Lavorare meno per legge?

Un’associazione che si dichiara di area liberale ha ospitato un articolo in cui si propone di ridurre gli orari di lavoro per legge, in modo da far lavorare più persone riducendo la disoccupazione a scapito di un aumento generalizzato dei prezzi al consumatore finale dovuto all’incremento dei costi di produzione del fattore lavoro. Che simile proposta dirigista venga da un’associazione che si proclama liberale testimonia la vittoria culturale della visione statalista della società e la confusione che aleggia anche fra gli intellettuali.

Al contrario di una certa vulgata che descrive il lavoro come qualcosa di bello e pertanto ogni eventuale aumento delle ore lavorate costituirebbe un fatto positivo, non diremo niente di sconvolgente se affermiamo che la diminuzione dell’orario di lavoro farebbe felice i più. Quando si parla di orario di lavoro molti dimenticano che le persone comuni oltre alle normali ore lavorative, impiegano del tempo per l’amministrazione della casa e per l’accudimento dei figli o di altri familiari. Premesso ciò, però bisogna fare i conti con la realtà e verificare se è possibile diminuire l’orario di lavoro. Come abbiamo cercato di spiegare nel precedente articolo gli stipendi in Italia sono bassi, perché scontano una bassa produttività delle aziende italiane e la riduzione dell’orario di lavoro a parità di stipendi e salari implicherebbe un aumento dei costi di produzione e le aziende italiane devono competere a livello globale e non tutte sono come le Ferrari che può vendere al prezzo che vuole.

Oltre alla confusione nei principi di libertà è evidente un pressapochismo economico nel dare una media come dato valido per tutti i tipi di aziende. È ben evidente anche a chi non si interessa di economia che esistono aziende con un elevato uso di manodopera e altre meno e che la riduzione dell’orario di lavoro avrebbe effetti diversi sulle due tipologie di imprese. L’industria automobilistica fa grande uso di capitale per l’automazione spinta che utilizza e l’incidenza del fattore lavoro è bassa, mentre in un’impresa di pulizia il costo del lavoro è il fattore determinante. La riduzione dell’orario di lavoro nei due casi avrebbe effetti molto diversi. Nell’articolo si calcolava un aumento dei prezzi medio di circa il 3%. Anche qui un valore senza senso. Nell’industria automobilistica potrebbe essere una stima non campata in aria, ma non certo per le imprese di pulizia.
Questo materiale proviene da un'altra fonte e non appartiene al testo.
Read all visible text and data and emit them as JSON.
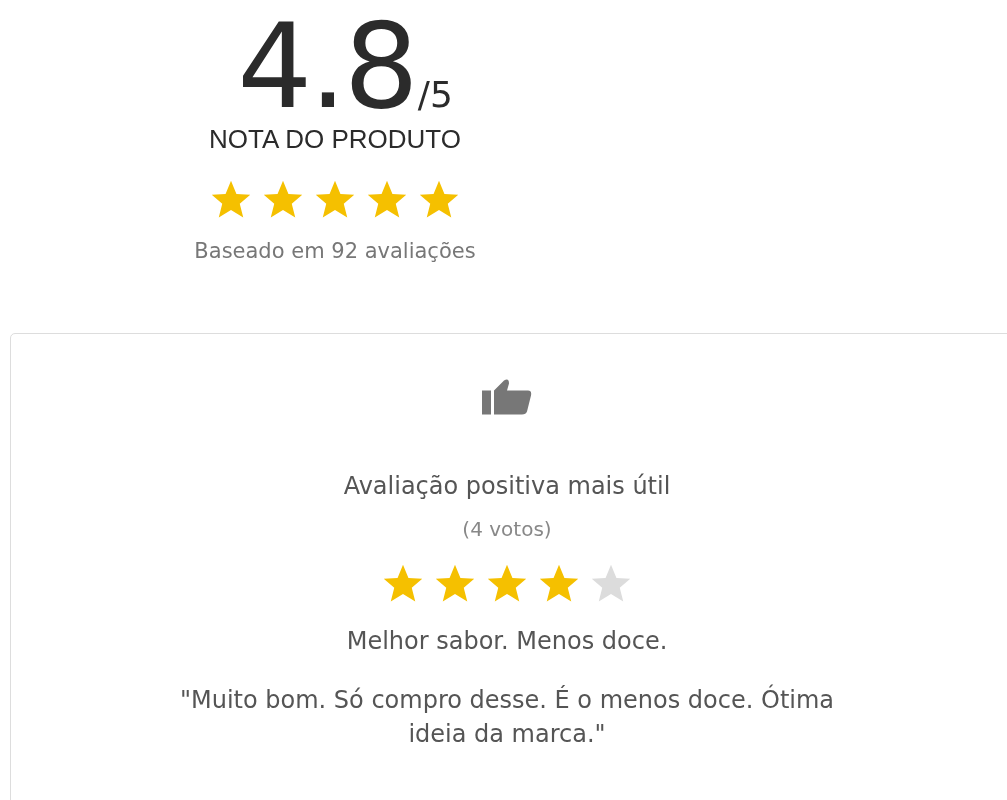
{
  "summary": {
    "score": "4.8",
    "scale": "/5",
    "label": "NOTA DO PRODUTO",
    "stars": 5,
    "based_on": "Baseado em 92 avaliações"
  },
  "top_review": {
    "heading": "Avaliação positiva mais útil",
    "votes": "(4 votos)",
    "stars": 4,
    "title": "Melhor sabor. Menos doce.",
    "quote": "\"Muito bom. Só compro desse. É o menos doce. Ótima ideia da marca.\""
  }
}
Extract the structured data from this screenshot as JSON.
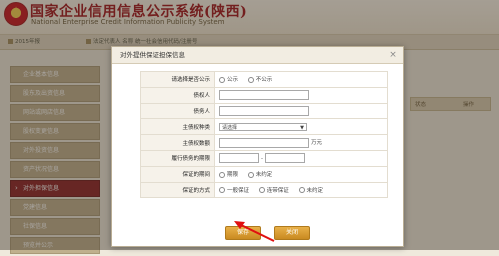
{
  "header": {
    "title": "国家企业信用信息公示系统(陕西)",
    "subtitle": "National Enterprise Credit Information Publicity System"
  },
  "strip": [
    "2015年报",
    "法定代表人 名称 统一社会信用代码/注册号"
  ],
  "sidebar": {
    "items": [
      {
        "label": "企业基本信息",
        "active": false
      },
      {
        "label": "股东及出资信息",
        "active": false
      },
      {
        "label": "网站或网店信息",
        "active": false
      },
      {
        "label": "股权变更信息",
        "active": false
      },
      {
        "label": "对外投资信息",
        "active": false
      },
      {
        "label": "资产状况信息",
        "active": false
      },
      {
        "label": "对外担保信息",
        "active": true
      },
      {
        "label": "党建信息",
        "active": false
      },
      {
        "label": "社保信息",
        "active": false
      },
      {
        "label": "预览并公示",
        "active": false
      }
    ]
  },
  "bg_table": {
    "status": "状态",
    "action": "操作"
  },
  "modal": {
    "title": "对外提供保证担保信息",
    "close": "×",
    "rows": {
      "publish": {
        "label": "请选择是否公示",
        "opt1": "公示",
        "opt2": "不公示"
      },
      "creditor": {
        "label": "债权人"
      },
      "debtor": {
        "label": "债务人"
      },
      "claim_type": {
        "label": "主债权种类",
        "value": "请选择"
      },
      "claim_amount": {
        "label": "主债权数额",
        "unit": "万元"
      },
      "period": {
        "label": "履行债务的期限",
        "sep": "-"
      },
      "guarantee_period": {
        "label": "保证的期间",
        "opt1": "期限",
        "opt2": "未约定"
      },
      "guarantee_method": {
        "label": "保证的方式",
        "opt1": "一般保证",
        "opt2": "连带保证",
        "opt3": "未约定"
      }
    },
    "save_label": "保存",
    "close_label": "关闭"
  }
}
Altra assunzione dirigista in perfetto stile sovietico è l’ipotesi che il consumatore finale possa accettare un aumento del 3% dei prezzi dei prodotti finali per poter permettere la riduzione della disoccupazione. Convinciamo i consumatori stranieri con una legge? L’economia non è un sistema chiuso e statico in cui sono tutte prevedibili le possibili conseguenze. La stima dell’aumento dei prezzi è basata su una media che non cattura la complessità della realtà. I consumi delle famiglie non sono tutti uguali. Una famiglia con bassi redditi avrà una incidenza proporzionale molto alta rispetto al reddito dei consumi di necessità come quelli per la casa e l’alimentazione. Chi può prevedere come la riduzione degli orari di lavoro possa incidere su questi ultimi prezzi? E se proprio i prezzi dei consumi di base subissero un’impennata? Sarebbero danneggiati le famiglie con redditi bassi e fissi. Nell’edilizia, nonostante la meccanizzazione, il lavoro umano è importante: basti pensare ad idraulici ed elettricisti. Proprio questi rappresentano una parte dei costi base.

Abbiamo illustrato come l’utilizzo di dati aggregati non riesca a catturare la complessità della realtà e come interventi dirigisti possano causare conseguenze non previste e a volte di segno contrario a ciò che si prefigge.